Face à Marc-Olivier Fogiel, elle a raconté sans détour son combat physique et mental, marqué par de longs mois d’hospitalisation et une rééducation exigeante. Son récit frappe par sa lucidité et sa sincérité.

L’accident a laissé des traces profondes. Isabelle Nanty avance aujourd’hui avec prudence, détermination et une confiance mesurée. Elle parle d’un temps suspendu, rythmé par les consignes médicales. Chaque progrès compte. Chaque mouvement gagné devient une victoire personnelle.

Un accident violent et des séquelles durables

Le drame survient le 12 septembre 2025, tôt le matin, à hauteur de Saint-Arnoult-en-Yvelines, en direction de Paris. Isabelle Nanty rentre d’un tournage à Aurillac pour une série de TF1. Elle voyage comme passagère dans un VTC. Le chauffeur perd le contrôle du véhicule. La voiture se retourne sur la chaussée.

L’actrice se souvient de chaque instant. Elle ne perd pas connaissance. Elle entend les chocs, les éclats de verre, la tôle qui se froisse. Son esprit reste alerte. Une pensée traverse alors son esprit : « C’est à ce moment-là que je vais mourir ». Puis une autre suit. Elle respire encore. Elle tente de bouger ses pieds, ses mains. La douleur envahit son corps. L’air manque.
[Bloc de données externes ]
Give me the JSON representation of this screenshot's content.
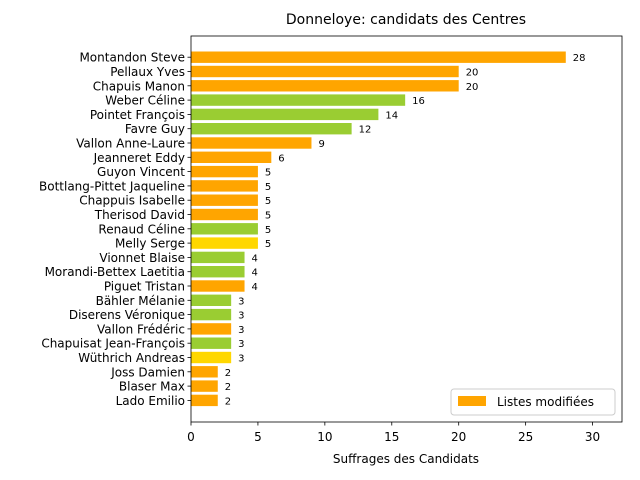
{
  "chart_data": {
    "type": "bar",
    "orientation": "horizontal",
    "title": "Donneloye: candidats des Centres",
    "xlabel": "Suffrages des Candidats",
    "ylabel": "",
    "xlim": [
      0,
      32.2
    ],
    "xticks": [
      0,
      5,
      10,
      15,
      20,
      25,
      30
    ],
    "grid": false,
    "legend": {
      "label": "Listes modifiées",
      "color": "#FFA500",
      "position": "lower-right"
    },
    "categories": [
      "Montandon Steve",
      "Pellaux Yves",
      "Chapuis Manon",
      "Weber Céline",
      "Pointet François",
      "Favre Guy",
      "Vallon Anne-Laure",
      "Jeanneret Eddy",
      "Guyon Vincent",
      "Bottlang-Pittet Jaqueline",
      "Chappuis Isabelle",
      "Therisod David",
      "Renaud Céline",
      "Melly Serge",
      "Vionnet Blaise",
      "Morandi-Bettex Laetitia",
      "Piguet Tristan",
      "Bähler Mélanie",
      "Diserens Véronique",
      "Vallon Frédéric",
      "Chapuisat Jean-François",
      "Wüthrich Andreas",
      "Joss Damien",
      "Blaser Max",
      "Lado Emilio"
    ],
    "values": [
      28,
      20,
      20,
      16,
      14,
      12,
      9,
      6,
      5,
      5,
      5,
      5,
      5,
      5,
      4,
      4,
      4,
      3,
      3,
      3,
      3,
      3,
      2,
      2,
      2
    ],
    "colors": [
      "#FFA500",
      "#FFA500",
      "#FFA500",
      "#9ACD32",
      "#9ACD32",
      "#9ACD32",
      "#FFA500",
      "#FFA500",
      "#FFA500",
      "#FFA500",
      "#FFA500",
      "#FFA500",
      "#9ACD32",
      "#FFD700",
      "#9ACD32",
      "#9ACD32",
      "#FFA500",
      "#9ACD32",
      "#9ACD32",
      "#FFA500",
      "#9ACD32",
      "#FFD700",
      "#FFA500",
      "#FFA500",
      "#FFA500"
    ]
  }
}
Le bilan médical s’avère lourd. Isabelle Nanty compte dix fractures aux côtes. Le sternum s’enfonce sous l’effet de la ceinture. Les examens révèlent aussi une fracture de la deuxième cervicale. Cette blessure expose à un risque de tétraplégie ou de décès. Les médecins imposent une immobilisation totale.

Les secours interviennent rapidement. Le Samu et les pompiers la transportent à l’hôpital militaire de Percy. Là-bas, elle reste hospitalisée durant quatre mois. Elle ne bouge pas. Elle obéit aux consignes. Elle attend. Depuis dix jours seulement, elle dort à nouveau chez elle. Elle porte encore une minerve. Elle commence à peine à tourner la tête.

Une reconstruction lente, entre patience et confiance

La convalescence ne se limite pas au corps. Isabelle Nanty entame aussi un suivi en neuropsychiatrie. Elle réapprend à se concentrer. Elle exerce sa mémoire. Elle affronte les séquelles psychologiques laissées par l’accident. Elle décrit un quotidien encadré, sans maîtrise totale de son rythme. Les soignants guident chaque étape.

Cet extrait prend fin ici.